Tiny details matter here, and the film is masterful in visual and messaging terms, positioning Apple as the not-Meta/Facebook, not-Microsoft, not-Alphabet/Google, not-Twitter (and yes, they did a bit on privacy and security). It’s also the first product I’ve seen from Apple since the iPhone and iPad launches that made me think, wow.

It’s way too early to know if Vision Pro is a glimpse to where that whole ubiquitous computing metaverse thing is going to go, perhaps more augmented than virtual.
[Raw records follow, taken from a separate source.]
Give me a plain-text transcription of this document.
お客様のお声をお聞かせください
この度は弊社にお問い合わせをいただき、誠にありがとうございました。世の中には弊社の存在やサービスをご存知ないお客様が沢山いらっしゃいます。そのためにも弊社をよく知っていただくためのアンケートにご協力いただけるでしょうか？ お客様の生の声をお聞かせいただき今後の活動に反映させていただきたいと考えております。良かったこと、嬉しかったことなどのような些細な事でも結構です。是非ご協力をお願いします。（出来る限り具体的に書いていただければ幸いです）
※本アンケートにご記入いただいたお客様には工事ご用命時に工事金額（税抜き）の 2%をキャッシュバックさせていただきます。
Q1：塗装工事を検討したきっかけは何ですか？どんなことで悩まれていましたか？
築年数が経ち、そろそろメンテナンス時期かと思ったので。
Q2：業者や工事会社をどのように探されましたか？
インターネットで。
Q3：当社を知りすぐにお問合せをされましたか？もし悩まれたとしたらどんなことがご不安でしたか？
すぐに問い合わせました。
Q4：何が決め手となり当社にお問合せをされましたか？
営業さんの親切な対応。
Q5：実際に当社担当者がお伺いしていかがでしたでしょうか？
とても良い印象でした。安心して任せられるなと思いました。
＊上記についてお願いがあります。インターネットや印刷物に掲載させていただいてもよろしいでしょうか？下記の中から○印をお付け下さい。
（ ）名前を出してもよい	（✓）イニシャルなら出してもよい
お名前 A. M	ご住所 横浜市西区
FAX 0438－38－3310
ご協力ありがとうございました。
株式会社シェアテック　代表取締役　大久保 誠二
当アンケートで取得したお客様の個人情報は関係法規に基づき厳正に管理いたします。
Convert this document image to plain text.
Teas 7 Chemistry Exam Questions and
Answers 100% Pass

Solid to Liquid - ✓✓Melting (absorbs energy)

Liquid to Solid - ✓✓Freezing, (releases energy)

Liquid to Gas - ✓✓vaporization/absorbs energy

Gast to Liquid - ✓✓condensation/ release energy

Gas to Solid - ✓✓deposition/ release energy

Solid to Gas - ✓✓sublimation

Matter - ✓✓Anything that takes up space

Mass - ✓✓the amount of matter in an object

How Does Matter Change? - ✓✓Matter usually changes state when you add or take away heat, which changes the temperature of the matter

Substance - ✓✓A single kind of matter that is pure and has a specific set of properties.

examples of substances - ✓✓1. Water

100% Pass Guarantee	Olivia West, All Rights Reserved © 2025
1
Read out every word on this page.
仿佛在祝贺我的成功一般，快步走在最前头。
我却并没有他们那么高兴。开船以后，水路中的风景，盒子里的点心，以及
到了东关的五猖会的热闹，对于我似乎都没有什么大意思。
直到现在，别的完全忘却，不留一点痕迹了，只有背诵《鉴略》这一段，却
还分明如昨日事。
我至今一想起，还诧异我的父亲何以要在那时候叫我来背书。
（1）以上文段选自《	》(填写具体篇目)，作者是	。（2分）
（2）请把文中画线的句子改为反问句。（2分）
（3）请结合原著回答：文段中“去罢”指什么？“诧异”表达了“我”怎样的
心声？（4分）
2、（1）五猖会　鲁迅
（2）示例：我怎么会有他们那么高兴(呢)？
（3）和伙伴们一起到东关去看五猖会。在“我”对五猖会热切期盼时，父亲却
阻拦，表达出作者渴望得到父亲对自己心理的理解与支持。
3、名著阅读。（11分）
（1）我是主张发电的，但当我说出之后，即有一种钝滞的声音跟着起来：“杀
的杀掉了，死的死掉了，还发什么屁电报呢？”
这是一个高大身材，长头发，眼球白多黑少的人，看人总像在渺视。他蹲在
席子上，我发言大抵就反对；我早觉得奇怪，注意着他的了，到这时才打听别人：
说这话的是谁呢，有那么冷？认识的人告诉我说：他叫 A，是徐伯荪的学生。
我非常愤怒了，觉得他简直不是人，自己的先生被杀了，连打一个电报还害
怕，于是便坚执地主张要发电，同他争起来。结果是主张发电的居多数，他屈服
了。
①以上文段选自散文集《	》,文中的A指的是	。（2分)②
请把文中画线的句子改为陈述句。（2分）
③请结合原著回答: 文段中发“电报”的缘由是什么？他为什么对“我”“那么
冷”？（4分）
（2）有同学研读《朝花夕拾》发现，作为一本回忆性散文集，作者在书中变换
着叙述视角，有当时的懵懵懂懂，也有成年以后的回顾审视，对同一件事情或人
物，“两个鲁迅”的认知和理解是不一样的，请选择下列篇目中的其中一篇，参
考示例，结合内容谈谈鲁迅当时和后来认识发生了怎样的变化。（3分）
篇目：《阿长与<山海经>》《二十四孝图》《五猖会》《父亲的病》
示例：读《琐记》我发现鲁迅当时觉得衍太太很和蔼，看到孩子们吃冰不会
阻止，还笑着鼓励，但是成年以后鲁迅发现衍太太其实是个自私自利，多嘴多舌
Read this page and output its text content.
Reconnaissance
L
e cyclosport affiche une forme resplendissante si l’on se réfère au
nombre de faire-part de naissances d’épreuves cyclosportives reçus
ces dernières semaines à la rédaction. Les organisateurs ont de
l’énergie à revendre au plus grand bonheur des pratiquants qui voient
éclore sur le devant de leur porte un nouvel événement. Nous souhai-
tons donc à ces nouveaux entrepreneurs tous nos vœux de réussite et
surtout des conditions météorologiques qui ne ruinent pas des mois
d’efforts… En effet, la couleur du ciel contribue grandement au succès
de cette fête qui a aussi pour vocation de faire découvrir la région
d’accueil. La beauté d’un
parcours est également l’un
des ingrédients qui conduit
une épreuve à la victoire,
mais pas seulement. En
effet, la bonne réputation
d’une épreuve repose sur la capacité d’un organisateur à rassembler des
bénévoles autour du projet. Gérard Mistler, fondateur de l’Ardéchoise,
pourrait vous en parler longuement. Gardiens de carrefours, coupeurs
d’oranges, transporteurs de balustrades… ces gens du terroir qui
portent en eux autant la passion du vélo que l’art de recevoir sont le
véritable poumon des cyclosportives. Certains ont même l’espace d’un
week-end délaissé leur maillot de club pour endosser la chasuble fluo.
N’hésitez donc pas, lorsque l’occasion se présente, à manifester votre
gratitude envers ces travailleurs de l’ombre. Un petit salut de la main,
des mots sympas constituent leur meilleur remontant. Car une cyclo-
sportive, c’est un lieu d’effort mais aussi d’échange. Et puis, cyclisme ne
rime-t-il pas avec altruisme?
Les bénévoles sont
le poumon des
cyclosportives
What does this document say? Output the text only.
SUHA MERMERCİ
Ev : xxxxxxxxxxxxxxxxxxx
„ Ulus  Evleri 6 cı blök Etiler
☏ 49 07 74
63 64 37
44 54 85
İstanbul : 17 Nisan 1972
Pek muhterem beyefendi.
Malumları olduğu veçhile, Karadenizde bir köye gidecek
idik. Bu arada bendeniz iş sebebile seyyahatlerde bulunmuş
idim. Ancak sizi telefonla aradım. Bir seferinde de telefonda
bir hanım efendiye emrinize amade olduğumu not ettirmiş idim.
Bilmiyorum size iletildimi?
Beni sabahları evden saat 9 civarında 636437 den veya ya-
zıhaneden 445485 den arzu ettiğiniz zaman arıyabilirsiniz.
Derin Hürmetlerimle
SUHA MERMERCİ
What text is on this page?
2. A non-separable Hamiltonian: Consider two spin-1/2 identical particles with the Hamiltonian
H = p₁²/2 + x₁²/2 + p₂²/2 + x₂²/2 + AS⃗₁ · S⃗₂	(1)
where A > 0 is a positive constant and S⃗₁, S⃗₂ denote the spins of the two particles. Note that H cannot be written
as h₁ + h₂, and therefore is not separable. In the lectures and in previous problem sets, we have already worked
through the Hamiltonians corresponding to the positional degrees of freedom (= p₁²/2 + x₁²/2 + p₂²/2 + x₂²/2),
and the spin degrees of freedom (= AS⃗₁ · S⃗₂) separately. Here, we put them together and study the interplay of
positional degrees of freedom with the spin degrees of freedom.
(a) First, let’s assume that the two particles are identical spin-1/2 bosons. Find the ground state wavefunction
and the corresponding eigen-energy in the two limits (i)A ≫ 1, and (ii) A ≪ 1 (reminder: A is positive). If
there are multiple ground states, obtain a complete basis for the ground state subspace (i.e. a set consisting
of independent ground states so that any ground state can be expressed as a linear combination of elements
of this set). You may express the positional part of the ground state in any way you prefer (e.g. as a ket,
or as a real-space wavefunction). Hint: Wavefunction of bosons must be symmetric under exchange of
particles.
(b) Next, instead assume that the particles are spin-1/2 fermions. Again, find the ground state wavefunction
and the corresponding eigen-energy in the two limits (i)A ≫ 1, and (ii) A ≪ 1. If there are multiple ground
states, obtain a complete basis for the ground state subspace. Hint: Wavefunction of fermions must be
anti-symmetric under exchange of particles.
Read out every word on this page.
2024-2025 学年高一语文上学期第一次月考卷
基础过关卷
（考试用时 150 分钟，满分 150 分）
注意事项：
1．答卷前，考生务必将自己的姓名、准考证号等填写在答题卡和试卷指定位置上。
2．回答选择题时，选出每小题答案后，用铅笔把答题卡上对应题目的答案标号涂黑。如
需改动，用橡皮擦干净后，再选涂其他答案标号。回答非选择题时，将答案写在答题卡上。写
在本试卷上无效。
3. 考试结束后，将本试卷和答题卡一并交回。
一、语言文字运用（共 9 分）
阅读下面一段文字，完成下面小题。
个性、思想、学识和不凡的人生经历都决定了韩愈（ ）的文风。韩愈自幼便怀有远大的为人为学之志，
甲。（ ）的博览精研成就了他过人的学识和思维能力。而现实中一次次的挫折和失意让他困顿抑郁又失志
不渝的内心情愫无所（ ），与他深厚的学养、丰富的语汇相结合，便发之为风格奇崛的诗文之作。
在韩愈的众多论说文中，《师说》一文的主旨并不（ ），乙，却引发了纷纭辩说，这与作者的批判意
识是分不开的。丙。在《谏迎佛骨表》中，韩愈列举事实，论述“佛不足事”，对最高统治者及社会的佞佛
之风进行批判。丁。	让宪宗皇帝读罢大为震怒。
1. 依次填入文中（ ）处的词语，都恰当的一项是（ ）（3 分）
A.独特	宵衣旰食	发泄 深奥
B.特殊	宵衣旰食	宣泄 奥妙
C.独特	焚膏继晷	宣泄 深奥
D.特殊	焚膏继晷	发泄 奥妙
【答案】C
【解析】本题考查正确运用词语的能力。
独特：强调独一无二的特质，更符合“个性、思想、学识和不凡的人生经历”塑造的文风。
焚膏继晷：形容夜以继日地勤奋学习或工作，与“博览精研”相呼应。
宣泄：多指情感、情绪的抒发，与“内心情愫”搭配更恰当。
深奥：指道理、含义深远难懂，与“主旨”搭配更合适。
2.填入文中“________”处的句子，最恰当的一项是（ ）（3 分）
Right now, you’d really have to want to blow some cash for not too much more than a very cool borderline-magical way of doing things you can do perfectly well in other ways (watch a film, play games, FaceTime, use apps) without having weird goggles on your head that only hold a two-hour charge.

And yet, and yet. To me – a not-getting-any-younger tech journalist whose first encounter with a computer was as a child in 1969 – the Vision Pro looks like a first, trial, still-clumsy form factor for something coming, something transformative.

The iPhone and iPad felt that way too. In a decade, they’ve reshaped assumptions about how to interact with tech, its portability, usability, accessibility, possibility. Keyboardless thin touchscreens were originally mind-blowing and, don’t forget, confusing and off-putting to many. They’re so normalised now as to be mundane. My Vision Pro gut reaction is that it looks like a signpost towards personal technology’s future directions, shifts that eventually won’t involve a headset at all. Probably. Maybe. Talk to me again in a decade.